Il fatto. Addio a padre Bonfitto che con il suo «Santo» cambiò la musica della Messa
Il religioso comboniano e musicista padre Michele Bonfitto
Nei libretti dei canti che si possono trovare nelle parrocchie italiane ce n’è uno che tutti sanno intonare durante le Messe ed è diventato patrimonio musicale delle celebrazioni della Penisola: il Santo di Bonfitto. Molti lo chiamano «del Bonfitto» quasi fosse un luogo. Invece Bonfitto è padre Michele Bonfitto, autore del noto brano. Religioso comboniano nato a San Marco in Lamis, nell’arcidiocesi di Foggia-Bovino, è morto venerdì scorso, all’età di 95 anni, nella sede dei comboniani di Firenze dove risiedeva da circa vent’anni. Compositore e missionario al tempo stesso, apostolo degli “ultimi” e dei sofferenti, aveva scelto anche il pentagramma come “via” per annunciare il Vangelo. E il suo Santo è uno dei più significativi esempi della riforma liturgica (scaturita dal Concilio Vaticano II) tradotta in musica sacra. Una melodia ben più ritmata rispetto a quelle del passato, ma accompagnata da parole che sono di una fedeltà assoluta al testo del Messale. E il brano può essere facilmente cantato dall'intera assemblea favorendo quella partecipazione cara proprio alla riforma liturgica. Non è un caso che padre Bonfitto possa essere considerato uno dei «rinnovatori» della musica liturgica nel post-Concilio.
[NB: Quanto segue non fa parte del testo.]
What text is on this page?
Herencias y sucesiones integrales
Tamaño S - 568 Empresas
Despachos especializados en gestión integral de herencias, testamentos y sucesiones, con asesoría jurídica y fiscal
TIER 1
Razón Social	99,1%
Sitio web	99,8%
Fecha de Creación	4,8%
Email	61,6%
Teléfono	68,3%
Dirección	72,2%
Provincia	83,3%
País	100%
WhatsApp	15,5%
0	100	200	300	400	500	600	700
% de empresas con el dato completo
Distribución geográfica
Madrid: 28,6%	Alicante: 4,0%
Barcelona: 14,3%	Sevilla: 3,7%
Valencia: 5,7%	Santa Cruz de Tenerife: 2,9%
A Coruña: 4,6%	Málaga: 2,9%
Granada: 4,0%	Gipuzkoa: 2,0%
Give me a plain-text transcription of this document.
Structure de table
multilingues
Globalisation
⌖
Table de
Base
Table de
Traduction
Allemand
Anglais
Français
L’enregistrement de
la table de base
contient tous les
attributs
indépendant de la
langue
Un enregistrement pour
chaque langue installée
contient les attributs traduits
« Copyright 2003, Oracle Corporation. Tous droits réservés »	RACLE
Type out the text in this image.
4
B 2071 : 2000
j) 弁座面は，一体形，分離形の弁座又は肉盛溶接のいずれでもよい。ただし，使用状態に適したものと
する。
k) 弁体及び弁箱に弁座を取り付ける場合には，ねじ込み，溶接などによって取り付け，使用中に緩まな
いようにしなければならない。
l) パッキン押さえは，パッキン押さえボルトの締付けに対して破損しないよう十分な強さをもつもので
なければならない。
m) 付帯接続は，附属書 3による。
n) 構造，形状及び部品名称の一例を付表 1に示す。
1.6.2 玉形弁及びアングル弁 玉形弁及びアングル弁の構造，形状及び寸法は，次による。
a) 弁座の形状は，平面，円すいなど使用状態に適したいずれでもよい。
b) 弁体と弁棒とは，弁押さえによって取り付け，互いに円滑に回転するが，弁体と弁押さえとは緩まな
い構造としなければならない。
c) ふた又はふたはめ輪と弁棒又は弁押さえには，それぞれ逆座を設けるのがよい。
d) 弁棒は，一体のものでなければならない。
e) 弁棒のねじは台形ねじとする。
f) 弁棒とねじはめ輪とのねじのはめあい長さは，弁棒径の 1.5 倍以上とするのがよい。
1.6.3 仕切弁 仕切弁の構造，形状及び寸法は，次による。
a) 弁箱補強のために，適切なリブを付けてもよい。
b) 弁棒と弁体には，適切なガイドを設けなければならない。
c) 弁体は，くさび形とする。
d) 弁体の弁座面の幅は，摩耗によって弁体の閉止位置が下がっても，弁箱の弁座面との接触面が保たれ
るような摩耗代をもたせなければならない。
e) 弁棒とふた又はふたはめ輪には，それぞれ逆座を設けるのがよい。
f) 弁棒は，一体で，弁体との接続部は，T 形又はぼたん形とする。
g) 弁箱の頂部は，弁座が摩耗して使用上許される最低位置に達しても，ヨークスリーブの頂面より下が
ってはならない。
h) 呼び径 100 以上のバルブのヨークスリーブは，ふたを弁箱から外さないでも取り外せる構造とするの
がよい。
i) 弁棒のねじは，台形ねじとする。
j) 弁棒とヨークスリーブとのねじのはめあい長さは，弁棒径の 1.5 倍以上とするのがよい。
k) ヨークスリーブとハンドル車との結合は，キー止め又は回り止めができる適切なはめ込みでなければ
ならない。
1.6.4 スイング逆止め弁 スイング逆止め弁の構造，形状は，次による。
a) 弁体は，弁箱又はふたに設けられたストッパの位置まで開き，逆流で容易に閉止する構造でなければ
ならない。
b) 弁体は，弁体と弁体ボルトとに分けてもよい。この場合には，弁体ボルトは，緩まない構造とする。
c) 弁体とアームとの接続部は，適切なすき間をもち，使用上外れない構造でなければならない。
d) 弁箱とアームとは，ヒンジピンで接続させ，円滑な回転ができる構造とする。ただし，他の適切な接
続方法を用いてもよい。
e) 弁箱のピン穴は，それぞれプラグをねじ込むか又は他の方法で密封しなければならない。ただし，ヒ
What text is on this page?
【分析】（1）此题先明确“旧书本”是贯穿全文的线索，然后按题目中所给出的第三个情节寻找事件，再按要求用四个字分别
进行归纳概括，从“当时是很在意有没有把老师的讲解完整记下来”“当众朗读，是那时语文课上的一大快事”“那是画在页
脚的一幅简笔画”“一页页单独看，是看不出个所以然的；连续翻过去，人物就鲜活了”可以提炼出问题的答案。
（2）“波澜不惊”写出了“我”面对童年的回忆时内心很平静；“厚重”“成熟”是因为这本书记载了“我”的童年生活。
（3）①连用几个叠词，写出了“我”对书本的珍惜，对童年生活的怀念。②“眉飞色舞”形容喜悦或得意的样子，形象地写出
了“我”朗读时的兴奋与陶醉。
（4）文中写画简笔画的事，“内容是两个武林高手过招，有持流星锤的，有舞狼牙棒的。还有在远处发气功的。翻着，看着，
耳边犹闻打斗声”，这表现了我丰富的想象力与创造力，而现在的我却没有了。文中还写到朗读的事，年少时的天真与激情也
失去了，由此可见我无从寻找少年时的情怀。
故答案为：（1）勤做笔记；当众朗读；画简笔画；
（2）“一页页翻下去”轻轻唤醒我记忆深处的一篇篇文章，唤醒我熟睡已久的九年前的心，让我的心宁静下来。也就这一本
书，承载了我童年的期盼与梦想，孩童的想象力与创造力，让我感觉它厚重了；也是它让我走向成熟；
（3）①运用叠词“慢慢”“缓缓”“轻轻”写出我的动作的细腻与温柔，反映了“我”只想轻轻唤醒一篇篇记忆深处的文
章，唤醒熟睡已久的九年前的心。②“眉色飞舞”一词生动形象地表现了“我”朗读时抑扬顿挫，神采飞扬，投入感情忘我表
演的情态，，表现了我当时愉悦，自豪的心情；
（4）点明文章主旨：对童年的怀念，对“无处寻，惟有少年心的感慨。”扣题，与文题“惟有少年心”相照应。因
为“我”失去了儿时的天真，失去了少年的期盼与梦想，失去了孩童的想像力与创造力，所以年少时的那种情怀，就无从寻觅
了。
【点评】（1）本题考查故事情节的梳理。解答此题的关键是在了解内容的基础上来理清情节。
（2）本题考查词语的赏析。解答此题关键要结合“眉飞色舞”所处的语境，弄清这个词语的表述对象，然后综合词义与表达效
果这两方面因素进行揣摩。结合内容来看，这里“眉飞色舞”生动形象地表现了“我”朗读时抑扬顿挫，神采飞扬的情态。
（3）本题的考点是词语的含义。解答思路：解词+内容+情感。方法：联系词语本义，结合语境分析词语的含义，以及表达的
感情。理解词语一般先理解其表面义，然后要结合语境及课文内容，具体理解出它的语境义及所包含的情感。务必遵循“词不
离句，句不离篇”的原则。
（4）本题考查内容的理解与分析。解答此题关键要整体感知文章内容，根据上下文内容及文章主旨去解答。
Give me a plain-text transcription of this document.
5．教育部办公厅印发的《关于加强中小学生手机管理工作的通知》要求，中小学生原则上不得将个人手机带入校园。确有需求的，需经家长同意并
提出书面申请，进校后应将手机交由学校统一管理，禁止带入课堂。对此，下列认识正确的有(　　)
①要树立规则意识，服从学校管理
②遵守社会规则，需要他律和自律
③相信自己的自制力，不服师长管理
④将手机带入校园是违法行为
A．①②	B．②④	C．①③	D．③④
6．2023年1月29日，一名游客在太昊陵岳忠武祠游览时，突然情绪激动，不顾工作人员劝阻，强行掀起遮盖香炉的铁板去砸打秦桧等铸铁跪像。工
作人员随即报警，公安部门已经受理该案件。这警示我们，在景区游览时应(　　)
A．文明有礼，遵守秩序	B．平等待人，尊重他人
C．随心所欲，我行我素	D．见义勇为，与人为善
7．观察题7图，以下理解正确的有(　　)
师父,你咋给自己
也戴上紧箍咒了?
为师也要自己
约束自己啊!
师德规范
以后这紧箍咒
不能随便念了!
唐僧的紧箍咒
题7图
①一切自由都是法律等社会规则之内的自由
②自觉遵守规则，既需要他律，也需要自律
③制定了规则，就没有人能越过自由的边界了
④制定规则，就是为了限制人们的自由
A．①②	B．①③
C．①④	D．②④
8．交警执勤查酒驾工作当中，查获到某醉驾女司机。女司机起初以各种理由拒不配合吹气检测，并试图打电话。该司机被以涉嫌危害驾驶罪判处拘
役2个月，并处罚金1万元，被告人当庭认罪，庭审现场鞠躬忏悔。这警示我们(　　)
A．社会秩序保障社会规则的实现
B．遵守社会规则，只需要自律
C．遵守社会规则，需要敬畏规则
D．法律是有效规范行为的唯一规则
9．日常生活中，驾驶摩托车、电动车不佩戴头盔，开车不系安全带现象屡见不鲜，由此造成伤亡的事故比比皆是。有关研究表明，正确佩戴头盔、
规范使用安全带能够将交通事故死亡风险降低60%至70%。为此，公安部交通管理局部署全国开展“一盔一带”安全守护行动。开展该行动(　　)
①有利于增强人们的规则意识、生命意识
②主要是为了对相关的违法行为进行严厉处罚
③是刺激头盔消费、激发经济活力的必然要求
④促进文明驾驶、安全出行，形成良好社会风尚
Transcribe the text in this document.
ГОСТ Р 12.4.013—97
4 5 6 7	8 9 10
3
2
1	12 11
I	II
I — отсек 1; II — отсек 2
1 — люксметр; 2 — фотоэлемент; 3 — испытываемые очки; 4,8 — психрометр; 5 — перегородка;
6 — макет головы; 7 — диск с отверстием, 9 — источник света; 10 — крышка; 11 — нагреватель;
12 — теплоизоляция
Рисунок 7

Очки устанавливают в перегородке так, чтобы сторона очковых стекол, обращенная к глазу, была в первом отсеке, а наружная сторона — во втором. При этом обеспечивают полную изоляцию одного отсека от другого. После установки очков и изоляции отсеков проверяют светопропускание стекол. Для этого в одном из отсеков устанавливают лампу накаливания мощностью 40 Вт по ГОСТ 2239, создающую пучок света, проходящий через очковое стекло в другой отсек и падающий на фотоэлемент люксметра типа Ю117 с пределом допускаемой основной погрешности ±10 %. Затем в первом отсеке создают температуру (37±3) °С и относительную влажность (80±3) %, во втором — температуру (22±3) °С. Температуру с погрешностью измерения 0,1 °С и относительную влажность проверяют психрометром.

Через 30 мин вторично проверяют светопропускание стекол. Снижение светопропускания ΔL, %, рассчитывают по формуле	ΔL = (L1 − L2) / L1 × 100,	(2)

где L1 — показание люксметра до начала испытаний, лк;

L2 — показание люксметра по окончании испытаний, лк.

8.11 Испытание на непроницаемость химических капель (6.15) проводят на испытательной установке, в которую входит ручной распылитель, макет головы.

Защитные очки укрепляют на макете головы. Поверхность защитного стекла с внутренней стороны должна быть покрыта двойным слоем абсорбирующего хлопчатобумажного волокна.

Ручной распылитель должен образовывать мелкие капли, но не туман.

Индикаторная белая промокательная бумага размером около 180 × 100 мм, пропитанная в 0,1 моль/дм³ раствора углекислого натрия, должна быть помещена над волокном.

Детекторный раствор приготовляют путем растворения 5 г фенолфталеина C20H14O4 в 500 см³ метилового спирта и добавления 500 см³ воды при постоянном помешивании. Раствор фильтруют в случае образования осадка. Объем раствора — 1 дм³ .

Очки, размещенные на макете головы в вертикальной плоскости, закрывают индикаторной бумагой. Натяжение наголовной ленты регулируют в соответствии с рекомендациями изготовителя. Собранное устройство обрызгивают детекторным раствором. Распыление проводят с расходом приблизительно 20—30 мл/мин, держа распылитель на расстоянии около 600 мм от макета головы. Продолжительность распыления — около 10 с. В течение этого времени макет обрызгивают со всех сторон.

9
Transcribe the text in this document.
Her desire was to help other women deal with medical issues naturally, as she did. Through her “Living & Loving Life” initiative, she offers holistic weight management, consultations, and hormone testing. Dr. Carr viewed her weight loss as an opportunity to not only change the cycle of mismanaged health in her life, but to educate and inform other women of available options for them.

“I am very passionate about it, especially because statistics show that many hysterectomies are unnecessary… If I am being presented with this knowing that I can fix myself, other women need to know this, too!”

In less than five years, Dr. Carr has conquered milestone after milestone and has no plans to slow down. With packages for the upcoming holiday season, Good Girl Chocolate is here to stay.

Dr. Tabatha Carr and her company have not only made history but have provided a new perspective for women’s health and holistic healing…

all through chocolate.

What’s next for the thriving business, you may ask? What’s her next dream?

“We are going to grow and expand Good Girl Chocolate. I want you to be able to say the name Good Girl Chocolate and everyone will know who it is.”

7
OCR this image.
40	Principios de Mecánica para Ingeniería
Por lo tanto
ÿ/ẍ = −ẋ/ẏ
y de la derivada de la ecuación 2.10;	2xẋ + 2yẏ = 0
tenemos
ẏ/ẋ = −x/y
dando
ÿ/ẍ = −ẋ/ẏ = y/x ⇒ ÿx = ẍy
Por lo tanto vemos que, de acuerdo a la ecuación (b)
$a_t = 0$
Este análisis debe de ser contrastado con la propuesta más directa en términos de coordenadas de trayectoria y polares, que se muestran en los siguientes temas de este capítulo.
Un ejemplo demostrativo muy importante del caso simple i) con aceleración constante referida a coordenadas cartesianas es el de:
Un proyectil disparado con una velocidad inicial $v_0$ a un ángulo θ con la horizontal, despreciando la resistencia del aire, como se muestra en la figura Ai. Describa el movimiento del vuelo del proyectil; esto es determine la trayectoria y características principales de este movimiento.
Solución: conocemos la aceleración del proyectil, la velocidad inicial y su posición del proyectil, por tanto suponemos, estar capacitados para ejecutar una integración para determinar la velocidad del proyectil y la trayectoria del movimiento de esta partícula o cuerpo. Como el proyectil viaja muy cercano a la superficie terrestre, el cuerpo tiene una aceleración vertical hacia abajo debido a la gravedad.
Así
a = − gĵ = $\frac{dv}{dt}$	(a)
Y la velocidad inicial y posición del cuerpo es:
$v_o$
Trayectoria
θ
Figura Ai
Il Santo che lo ha reso celebre è stato pubblicato nel 1971 per le edizioni Eco nella raccolta dei canti originali composti da padre Bonfitto per la Messa dal titolo “Sei grande nell’amore. Canti per celebrazioni liturgiche”. Canti che hanno avuto una grande diffusione come Nella Chiesa del Signore, Signore pietà, Gloria a Dio, Beati quelli che ascoltano, Alleluja, Se qualcuno ha dei beni, Santo Mistero della fede, Tuo è il regno, Agnello di Dio, Padre santo, Rimani con noi.
Originario della Puglia, Michele Bonfitto sente fin da piccolo la chiamata a entrare nella famiglia missionaria fondata da Daniele Comboni. Dopo alcuni anni nel Seminario di Troia, prosegue gli studi a Verona dove nella Cattedrale della città scaligera viene ordinato sacerdote nel 1947 dal vescovo Girolamo Cardinale. Subito dopo l’ordinazione, padre Michele si reca a Roma per studiare liturgia e musica sacra. Inviato a Londra dove resta per un decennio, il religioso comboniano si diploma in direzione d’orchestra ed è insegnante per tante persone che si avvicinano all’arte della musica. «In quegli anni – ricostruisce l’amico e allievo, sempre comboniano, padre Teresino Serra, su Il Tirreno – partecipò a un concorso per la composizione dell’inno per l’incoronazione della regina Elisabetta II. Padre Michele avrebbe meritato il primo posto, ma gli fu assegnato solo il secondo perché non era cittadino inglese. La regina gli fece dono però di una bacchetta d’argento da direttore d’orchestra».
Rientrato in Italia, padre Bonfitto viene assegnato alla sede di Carraia a Capannori, in provincia di Lucca, dove i comboniani hanno una scuola di formazione. Quindi l’approdo a Firenze dove continua il suo ministero di testimonianza e di servizio verso gli ammalati in una clinica della città. Cappellano e confessore, non si sottrae, nonostante l’età, a stare vicino ai poveri e soprattutto ai disabili. Il funerale è stato celebrato proprio a Firenze domenica scorsa; poi la salma è stata trasferita a Verona per essere sepolta nel cimitero della casa-madre dei padri comboniani.
Ogni 15 maggio, giorno della nascita di padre Bonfitto, la comunità comboniana di Firenze lo ha sempre festeggiato con una Messa ed eseguendo i suoi famosi canti fra cui il Santo. Il successo nazionale della composizione di padre Michele ha creato, accanto alla versione originale, diversi surrogati con aggiustamenti melodici tanto che oggi c’è una versione popolare che offusca l’originale. L’aggiustamento popolare ha coinvolto anche il testo. Spesso si sente cantare «Santo, Santo, Santo è il Signore…» con quella «è» di troppo. In realtà padre Bonfitto ha ripreso per le parole del suo brano quanto è scritto nel testo liturgico che recita «Santo, Santo, Santo il Signore…» evitando anche errori di natura teologica.